State Board of Healing Arts won’t say why former director left

? The board that regulates doctors in Kansas still wasn’t saying Wednesday why its top staff member has resigned, and even Gov. Mark Parkinson said he doesn’t know.

The State Board of Healing Arts formally accepted Jack Confer’s resignation as executive director after meeting in private for about an hour. It also voted to negotiate an agreement with Confer or his representatives that would provide pay until he finds another job.

Board member Betty McBride, of Columbus, said Confer’s departure last week from the $96,000-a-year executive director’s job was voluntary. But neither she nor other board members provided additional details.

Confer appeared to have won over critics who’d said previously that the board was too lenient with unethical or incompetent doctors. But he stepped down last week without a public explanation, and he didn’t return messages left on his cell phone Wednesday.

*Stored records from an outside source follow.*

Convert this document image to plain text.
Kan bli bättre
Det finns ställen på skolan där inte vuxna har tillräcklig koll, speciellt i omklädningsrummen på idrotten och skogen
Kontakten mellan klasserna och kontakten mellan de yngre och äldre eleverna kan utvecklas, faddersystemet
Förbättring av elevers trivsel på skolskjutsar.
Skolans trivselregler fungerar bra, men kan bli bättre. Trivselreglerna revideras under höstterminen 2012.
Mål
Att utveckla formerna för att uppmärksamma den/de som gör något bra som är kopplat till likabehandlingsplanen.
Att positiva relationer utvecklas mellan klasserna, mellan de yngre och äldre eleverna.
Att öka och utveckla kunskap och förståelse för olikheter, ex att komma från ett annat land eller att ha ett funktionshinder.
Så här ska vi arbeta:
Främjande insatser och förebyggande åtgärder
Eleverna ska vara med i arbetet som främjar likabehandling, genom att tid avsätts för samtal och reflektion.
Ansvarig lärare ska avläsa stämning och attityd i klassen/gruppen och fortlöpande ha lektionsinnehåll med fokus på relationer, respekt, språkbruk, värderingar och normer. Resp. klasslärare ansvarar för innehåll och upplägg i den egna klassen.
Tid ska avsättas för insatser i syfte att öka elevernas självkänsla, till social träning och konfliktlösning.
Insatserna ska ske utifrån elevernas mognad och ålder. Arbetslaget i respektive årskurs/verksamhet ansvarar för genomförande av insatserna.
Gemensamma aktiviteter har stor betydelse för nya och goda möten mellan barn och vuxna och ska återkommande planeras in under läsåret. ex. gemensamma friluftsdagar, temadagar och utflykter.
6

“I have no comment on any specific reasons,” said board Chairman Michael Beezley, a Lenexa physician. “I’m sure there is a public interest in this, but I’m trying to do the right thing and the fair thing.”

The board also met in a private, hourlong session to discuss an interim executive director. It appointed Kathleen Selzler Lippert, previously its litigation counsel, then named a four-person search committee to seek a permanent replacement for Confer.

The governor appoints the board’s 15 members, but Parkinson said during a Statehouse news conference that he hasn’t discussed Confer’s resignation with them.

“I was as surprised as anyone to read that he had resigned,” Parkinson said, “and I don’t know the reasons for it.”

The board’s decision to accept Confer’s resignation wasn’t unanimous. Board member Nancy Welsh, a Topeka physician, voted no, declining to explain why; Kimberly Templeton, a Leawood physician, abstained.

“We can’t make a decision without additional information,” Templeton said.

Confer, a former medical regulator in Arizona, accepted the Kansas job in June 2008. His predecessor, Larry Buening, resigned after the Kansas House and Senate passed separate resolutions demanding staff changes at the board.

The resolutions were partly a response to the case of Stephen Schneider, a Haysville physician who, along with his wife, was charged in a 34-count federal indictment alleging they wrongfully prescribed drugs and overbilled for medical services.

Prosecutors allege that he and his wife, a nurse, ran a “pill mill” linked to multiple overdose deaths. Both have pleaded not guilty and are awaiting trial.